In the late 19th century, the American illustrator and publisher Benjamin Day developed a cost-effective printing technique that used dots in different densities to reproduce images on a mass scale. This process, named after its inventor, matured over the next century and was utilised to print newspapers, advertisements, and pulp comic books in the 1950s and 60s. Sigmar Polke (Germany, 1941–2010), Roy Lichtenstein (United States, 1923–1997), and Gerald Laing (United Kingdom, 1936–2011)—along with the rest of the world—devoured this imagery daily, and chose to reconfigure it in their works.

Source and Stimulus: Polke, Lichtenstein, Laing is an exhibition devoted to the Ben-Day dot. Featuring exceptional works by the legendary trio of artists, this is the first exhibition to connect them on the basis of their manipulation of the dot, transforming imagery from the commercial sphere into fine art.
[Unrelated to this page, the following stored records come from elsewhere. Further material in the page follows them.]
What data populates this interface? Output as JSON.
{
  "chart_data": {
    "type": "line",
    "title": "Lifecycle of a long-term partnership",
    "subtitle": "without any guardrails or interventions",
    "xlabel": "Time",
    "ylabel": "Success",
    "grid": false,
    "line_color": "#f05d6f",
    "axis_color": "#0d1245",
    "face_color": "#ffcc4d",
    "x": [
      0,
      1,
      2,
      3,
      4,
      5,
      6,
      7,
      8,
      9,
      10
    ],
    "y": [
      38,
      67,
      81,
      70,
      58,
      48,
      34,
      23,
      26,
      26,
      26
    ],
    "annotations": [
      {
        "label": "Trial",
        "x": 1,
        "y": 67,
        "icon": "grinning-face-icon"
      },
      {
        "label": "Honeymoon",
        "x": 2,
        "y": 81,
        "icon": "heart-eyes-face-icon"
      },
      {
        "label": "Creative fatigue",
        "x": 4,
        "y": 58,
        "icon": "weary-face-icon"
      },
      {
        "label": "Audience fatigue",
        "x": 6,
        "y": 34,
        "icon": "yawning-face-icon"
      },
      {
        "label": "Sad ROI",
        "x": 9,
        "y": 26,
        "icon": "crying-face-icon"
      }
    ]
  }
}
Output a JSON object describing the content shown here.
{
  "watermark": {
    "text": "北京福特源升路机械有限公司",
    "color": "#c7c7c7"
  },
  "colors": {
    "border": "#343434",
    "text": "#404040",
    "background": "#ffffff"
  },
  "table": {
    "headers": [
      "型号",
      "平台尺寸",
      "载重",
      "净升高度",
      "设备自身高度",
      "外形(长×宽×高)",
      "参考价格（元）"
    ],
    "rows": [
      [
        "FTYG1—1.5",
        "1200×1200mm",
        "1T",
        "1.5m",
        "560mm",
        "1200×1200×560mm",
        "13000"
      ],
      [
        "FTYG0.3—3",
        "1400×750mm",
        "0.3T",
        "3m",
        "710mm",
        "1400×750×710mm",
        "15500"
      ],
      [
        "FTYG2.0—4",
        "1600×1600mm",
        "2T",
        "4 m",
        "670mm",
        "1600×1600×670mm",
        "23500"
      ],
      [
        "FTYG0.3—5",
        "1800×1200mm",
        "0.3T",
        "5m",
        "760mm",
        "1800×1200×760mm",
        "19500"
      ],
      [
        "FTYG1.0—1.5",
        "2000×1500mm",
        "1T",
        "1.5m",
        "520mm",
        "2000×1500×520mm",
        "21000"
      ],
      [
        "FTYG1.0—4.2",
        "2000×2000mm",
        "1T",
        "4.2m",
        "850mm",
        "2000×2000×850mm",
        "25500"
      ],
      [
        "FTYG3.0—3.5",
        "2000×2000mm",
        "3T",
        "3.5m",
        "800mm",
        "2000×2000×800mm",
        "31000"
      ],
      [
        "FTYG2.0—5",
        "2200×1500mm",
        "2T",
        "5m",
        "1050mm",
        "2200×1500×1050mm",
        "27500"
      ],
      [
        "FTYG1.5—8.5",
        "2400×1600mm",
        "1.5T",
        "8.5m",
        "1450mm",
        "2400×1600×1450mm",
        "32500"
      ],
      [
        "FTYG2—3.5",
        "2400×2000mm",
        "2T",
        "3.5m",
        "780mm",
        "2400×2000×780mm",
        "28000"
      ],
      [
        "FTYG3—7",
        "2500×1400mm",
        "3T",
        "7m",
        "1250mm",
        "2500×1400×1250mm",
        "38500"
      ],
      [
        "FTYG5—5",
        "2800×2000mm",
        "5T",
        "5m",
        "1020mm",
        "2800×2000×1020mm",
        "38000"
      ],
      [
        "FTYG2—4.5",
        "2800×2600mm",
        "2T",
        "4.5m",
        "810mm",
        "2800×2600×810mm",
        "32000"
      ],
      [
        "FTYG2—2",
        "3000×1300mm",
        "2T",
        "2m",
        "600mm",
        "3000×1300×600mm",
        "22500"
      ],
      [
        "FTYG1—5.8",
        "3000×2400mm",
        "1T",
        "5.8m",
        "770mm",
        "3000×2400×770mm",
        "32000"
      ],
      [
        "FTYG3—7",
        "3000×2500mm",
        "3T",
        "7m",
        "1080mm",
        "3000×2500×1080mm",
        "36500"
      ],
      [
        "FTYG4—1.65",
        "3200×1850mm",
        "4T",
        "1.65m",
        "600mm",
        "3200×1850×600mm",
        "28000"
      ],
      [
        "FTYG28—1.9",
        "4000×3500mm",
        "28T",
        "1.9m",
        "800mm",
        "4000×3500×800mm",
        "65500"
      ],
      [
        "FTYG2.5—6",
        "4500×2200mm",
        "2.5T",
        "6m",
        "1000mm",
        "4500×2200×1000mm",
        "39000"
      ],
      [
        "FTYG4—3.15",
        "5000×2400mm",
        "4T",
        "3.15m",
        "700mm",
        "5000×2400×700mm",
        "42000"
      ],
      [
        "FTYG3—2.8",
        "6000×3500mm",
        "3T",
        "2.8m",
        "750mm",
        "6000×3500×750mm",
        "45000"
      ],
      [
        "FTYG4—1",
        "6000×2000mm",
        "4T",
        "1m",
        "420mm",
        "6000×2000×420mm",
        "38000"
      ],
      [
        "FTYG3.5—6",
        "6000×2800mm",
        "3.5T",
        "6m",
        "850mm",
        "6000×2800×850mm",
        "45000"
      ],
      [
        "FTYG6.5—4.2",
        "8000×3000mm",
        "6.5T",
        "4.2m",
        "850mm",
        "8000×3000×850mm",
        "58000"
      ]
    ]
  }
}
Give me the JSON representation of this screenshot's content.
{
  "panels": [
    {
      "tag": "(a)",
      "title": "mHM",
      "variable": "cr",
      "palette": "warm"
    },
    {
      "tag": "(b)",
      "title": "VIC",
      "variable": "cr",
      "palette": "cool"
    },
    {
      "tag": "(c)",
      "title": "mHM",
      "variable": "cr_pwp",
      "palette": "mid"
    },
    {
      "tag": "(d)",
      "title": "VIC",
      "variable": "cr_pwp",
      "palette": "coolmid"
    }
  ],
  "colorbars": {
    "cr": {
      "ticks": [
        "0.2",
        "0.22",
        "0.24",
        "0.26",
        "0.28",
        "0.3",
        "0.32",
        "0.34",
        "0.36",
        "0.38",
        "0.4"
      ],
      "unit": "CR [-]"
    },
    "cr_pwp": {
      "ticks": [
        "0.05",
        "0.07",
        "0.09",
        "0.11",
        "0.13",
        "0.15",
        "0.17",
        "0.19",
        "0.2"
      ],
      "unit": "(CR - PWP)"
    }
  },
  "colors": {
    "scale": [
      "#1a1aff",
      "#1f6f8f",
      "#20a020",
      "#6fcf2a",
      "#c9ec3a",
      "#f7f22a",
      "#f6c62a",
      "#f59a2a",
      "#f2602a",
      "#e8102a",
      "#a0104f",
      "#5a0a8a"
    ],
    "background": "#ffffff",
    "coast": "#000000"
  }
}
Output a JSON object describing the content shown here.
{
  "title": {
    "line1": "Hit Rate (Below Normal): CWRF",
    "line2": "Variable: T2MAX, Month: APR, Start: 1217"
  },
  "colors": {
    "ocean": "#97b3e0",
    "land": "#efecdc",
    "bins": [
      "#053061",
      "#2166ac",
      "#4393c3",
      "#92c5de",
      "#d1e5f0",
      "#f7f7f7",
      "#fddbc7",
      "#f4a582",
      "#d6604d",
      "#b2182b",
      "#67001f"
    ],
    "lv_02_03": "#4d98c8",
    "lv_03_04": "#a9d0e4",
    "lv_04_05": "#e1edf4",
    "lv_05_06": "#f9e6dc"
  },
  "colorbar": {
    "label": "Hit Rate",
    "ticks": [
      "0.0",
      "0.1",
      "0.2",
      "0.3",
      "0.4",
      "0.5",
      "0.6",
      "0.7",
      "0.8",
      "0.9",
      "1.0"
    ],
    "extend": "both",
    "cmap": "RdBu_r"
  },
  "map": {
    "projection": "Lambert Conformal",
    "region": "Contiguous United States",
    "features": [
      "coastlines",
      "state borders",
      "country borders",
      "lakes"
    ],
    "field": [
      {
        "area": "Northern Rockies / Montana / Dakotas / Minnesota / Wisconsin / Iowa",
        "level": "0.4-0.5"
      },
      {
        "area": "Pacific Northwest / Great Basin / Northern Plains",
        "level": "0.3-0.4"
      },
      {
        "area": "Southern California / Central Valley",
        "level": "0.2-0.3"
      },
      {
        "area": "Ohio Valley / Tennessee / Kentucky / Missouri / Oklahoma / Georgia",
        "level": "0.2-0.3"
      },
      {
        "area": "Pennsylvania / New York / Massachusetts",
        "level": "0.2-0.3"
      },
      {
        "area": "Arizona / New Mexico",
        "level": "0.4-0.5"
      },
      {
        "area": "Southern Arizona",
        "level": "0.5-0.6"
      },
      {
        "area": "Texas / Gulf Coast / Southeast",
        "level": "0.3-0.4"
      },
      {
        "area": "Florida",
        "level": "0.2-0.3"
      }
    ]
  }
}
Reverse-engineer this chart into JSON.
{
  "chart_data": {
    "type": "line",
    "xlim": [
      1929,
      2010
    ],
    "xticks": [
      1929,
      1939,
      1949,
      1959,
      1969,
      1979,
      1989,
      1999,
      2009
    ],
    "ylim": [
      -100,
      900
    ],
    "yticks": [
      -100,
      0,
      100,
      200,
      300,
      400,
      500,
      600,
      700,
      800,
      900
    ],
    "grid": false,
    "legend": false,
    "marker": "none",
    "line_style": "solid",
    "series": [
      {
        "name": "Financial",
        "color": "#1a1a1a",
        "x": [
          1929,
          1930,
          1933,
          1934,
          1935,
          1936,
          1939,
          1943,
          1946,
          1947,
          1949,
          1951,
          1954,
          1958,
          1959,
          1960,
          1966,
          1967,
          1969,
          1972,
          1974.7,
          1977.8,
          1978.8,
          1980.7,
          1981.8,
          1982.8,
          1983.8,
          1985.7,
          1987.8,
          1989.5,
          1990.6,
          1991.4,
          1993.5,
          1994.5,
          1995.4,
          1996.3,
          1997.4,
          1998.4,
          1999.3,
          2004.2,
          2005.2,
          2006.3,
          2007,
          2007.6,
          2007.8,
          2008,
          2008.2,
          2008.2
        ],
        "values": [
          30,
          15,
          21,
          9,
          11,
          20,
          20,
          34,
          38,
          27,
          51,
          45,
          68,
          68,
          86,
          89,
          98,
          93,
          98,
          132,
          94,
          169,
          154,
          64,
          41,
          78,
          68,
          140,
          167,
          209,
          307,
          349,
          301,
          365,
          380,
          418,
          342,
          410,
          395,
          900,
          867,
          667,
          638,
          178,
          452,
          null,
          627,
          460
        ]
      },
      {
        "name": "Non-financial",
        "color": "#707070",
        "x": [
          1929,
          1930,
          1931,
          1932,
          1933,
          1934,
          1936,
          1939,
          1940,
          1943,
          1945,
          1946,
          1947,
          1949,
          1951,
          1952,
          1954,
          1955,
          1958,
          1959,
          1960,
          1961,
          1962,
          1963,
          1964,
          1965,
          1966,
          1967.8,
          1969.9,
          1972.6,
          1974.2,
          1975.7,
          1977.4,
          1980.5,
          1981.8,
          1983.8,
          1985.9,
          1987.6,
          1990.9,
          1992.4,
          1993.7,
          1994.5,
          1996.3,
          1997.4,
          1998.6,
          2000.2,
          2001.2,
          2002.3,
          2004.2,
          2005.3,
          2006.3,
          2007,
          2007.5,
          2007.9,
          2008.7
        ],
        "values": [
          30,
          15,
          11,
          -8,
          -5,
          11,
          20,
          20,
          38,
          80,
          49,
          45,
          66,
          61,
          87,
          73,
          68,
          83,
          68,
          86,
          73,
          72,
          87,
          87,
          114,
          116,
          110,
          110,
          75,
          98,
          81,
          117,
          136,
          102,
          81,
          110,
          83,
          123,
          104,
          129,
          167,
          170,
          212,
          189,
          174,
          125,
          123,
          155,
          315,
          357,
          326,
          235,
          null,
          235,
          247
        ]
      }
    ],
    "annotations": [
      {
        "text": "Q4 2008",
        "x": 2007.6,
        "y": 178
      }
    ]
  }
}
Taking its title from Laing’s 1964 exhibition at the Slade School of Fine Art, London, Source and Stimulus will highlight certain themes that recur in the works of all three artists, including the Space Race, sexual liberation, mass consumerism, and politics. This transatlantic consideration of the 1960s Pop Art movement is both technical and thematic, affirming the enduring relevance of the visual vocabulary they created, in a time likewise shaped by sensationalism in the mass media.